This is the eleventh in an occasional series of exclusive articles in which leading conservatives who served in the Reagan Administration explain how they believe the principles of Reagan conservatism ought to be applied today and in the coming years. This week, Edwin Meese, who was Reagan’s first presidential counselor and then attorney general, addresses the necessity of intercepting terrorist communications and its constitutionality.
It is always risky, if not presumptuous, to declare how a former President would act in situations that have arisen more than 15 years after he left office. But there are valuable lessons to be learned from the example of the executive leadership set by Ronald Reagan and the principles that guided his decisions.
President Reagan believed that fidelity to the Constitution was the primary responsibility of every public official and that the solemn oath he took to preserve and protect our Founding Charter was a solemn trust. But he knew the document thoroughly and understood the powers it conferred on a President as well as the limitations it prescribed. As a student of history, particularly the founding of our nation, Reagan appreciated the role that the drafters of the Constitution set out for the chief executive, including the responsibilities of the commander in chief to insure the defense of the nation and its people.
Used During Cold War
That is why I believe Ronald Reagan would take the same position our current President and the Department of Justice took on the subject of the Terrorist Surveillance Program. Under this program the National Security Agency (NSA) intercepts and records international communications between a telephone located in a foreign country and one in the United States when one or both ends of the line involve known or suspected terrorists. Similar surveillance activity was utilized during the Cold War, including the period of Ronald Reagan’s presidency, to obtain intelligence about threats to our national security. At that time, this highly classified work was carried out in secret so as not to warn enemy agents of our surveillance capabilities. It is only in recent years that irresponsible news media elements have revealed the Terrorist Surveillance Program to the public, thus compromising a valuable means of thwarting terrorist threats to our country.
The controversy over the NSA’s surveillance program is based on the contention of some that the Foreign Intelligence Surveillance Act (FISA) enacted in 1978 is the exclusive authorization of foreign intelligence surveillance and that any NSA activity must comply with all of its requirements. These opponents argue that even the President cannot order international communications interception without going through the FISA process, even in wartime.
History of FISA
But this view ignores the legislative history of FISA as well as the judicial determinations that have occurred since its enactment. Ronald Reagan believed that under the Constitution the President has the inherent authority, as the commander in chief, to direct a military intelligence agency, such as the NSA, to intercept enemy communications during wartime or when necessary to protect the national security. This has been the consistent position of every administration before and since the enactment of FISA. During congressional hearings on the FISA legislation during the Carter Administration, then-Atty. Gen. Griffin Bell testified that the FISA bill being considered could not interfere with the President’s inherent constitutional authority to order communications surveillance for intelligence purposes.
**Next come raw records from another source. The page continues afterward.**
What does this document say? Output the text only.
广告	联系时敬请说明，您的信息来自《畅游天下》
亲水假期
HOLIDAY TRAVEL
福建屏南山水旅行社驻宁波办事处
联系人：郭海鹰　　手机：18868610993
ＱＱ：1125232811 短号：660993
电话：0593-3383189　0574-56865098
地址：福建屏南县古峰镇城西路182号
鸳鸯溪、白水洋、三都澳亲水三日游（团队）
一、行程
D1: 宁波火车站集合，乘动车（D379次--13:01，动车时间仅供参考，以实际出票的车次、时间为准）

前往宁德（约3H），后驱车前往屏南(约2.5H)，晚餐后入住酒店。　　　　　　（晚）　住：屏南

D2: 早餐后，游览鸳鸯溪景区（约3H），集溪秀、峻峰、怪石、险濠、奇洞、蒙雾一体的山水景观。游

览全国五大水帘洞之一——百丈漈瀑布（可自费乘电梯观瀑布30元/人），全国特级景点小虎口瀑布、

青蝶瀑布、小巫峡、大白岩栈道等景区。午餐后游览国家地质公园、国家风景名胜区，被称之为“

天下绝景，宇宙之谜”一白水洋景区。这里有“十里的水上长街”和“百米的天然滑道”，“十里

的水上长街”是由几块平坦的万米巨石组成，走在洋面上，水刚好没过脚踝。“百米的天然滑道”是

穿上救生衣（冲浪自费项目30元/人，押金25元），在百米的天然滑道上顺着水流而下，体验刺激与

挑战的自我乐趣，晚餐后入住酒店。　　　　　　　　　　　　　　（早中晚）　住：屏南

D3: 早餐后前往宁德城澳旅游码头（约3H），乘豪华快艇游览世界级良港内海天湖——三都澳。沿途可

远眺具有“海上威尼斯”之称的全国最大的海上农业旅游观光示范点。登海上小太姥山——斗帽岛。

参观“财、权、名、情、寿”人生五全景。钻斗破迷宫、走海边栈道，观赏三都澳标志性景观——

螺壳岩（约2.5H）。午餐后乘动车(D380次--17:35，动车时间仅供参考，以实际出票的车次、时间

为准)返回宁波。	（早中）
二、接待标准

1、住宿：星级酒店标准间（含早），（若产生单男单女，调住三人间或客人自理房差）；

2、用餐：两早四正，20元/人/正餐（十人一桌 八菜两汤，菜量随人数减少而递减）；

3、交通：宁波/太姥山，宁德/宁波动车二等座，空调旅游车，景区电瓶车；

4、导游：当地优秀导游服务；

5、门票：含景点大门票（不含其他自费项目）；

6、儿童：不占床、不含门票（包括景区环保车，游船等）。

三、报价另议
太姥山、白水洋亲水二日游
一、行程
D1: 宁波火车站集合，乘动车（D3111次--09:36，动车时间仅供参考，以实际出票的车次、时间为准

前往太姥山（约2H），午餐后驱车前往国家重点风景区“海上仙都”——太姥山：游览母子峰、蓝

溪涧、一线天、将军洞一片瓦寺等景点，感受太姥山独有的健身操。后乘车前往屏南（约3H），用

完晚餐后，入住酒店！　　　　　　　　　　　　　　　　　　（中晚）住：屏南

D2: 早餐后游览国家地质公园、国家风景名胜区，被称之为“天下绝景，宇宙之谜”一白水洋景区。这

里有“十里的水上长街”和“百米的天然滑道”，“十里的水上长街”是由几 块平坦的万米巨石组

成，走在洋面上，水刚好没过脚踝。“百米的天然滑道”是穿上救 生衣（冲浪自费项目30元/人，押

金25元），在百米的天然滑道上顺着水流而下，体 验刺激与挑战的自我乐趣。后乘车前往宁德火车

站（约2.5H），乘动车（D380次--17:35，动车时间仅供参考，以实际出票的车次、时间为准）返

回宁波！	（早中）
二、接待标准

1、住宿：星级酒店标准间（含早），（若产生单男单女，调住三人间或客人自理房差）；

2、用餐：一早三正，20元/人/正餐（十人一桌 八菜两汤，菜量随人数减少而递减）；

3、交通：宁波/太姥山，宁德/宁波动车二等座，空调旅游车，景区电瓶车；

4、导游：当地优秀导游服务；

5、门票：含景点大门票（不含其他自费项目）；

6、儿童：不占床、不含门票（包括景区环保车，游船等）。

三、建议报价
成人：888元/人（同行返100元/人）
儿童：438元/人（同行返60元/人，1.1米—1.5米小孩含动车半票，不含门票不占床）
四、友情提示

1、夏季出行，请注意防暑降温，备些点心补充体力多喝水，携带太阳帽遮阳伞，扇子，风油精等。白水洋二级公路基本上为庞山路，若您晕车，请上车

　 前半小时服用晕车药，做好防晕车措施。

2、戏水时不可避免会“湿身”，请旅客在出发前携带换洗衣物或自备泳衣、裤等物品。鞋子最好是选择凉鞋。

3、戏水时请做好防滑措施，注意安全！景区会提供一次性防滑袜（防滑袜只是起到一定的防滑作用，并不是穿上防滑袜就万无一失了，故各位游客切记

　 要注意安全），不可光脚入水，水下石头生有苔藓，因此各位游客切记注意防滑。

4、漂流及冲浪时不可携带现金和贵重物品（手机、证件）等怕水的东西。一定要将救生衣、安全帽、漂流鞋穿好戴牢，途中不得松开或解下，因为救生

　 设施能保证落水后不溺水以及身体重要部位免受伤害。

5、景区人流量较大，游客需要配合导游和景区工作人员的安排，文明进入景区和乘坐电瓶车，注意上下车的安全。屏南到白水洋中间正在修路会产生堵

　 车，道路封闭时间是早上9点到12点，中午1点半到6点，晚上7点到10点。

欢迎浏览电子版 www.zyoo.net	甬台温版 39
It is not only the lawyers in the White House and the Department of Justice who hold this view supporting executive authority for communications intelligence activities. Every court that has ever ruled on this issue, including the FISA Court of Appeals, has supported the view that a President has inherent constitutional power to authorize measures such as the Terrorist Surveillance Program and that this power is at its greatest during wartime. There is only one exception to this judicial record: the recent decision by a single federal district court judge who ruled against the NSA program. Her ruling has been extensively criticized by legal experts from widely differing political and philosophical viewpoints and lacks any legal or persuasive merit.
As he demonstrated during the Cold War, Ronald Reagan believed that a President should use every legitimate means to protect the nation. That is why he would understand that intercepting terrorist communications that might provide early warning about an attack similar to those on Sept. 11, 2001, is critical to our society. Further, he would know that obtaining such information is essential to establishing the reasonable cause to then obtain an electronic surveillance warrant under FISA so that further investigation can proceed.
President Reagan believed that our nation’s chief executive should energetically use his authority as commander in chief in matters concerning national security. He demonstrated this in ordering the rescue operation in Grenada, in supporting the Freedom Fighters in Nicaragua and in dealing with the Soviet Union. I believe he would counsel that a President should do no less in terms of authorizing communications intelligence efforts that could save this country from another devastating terrorist attack.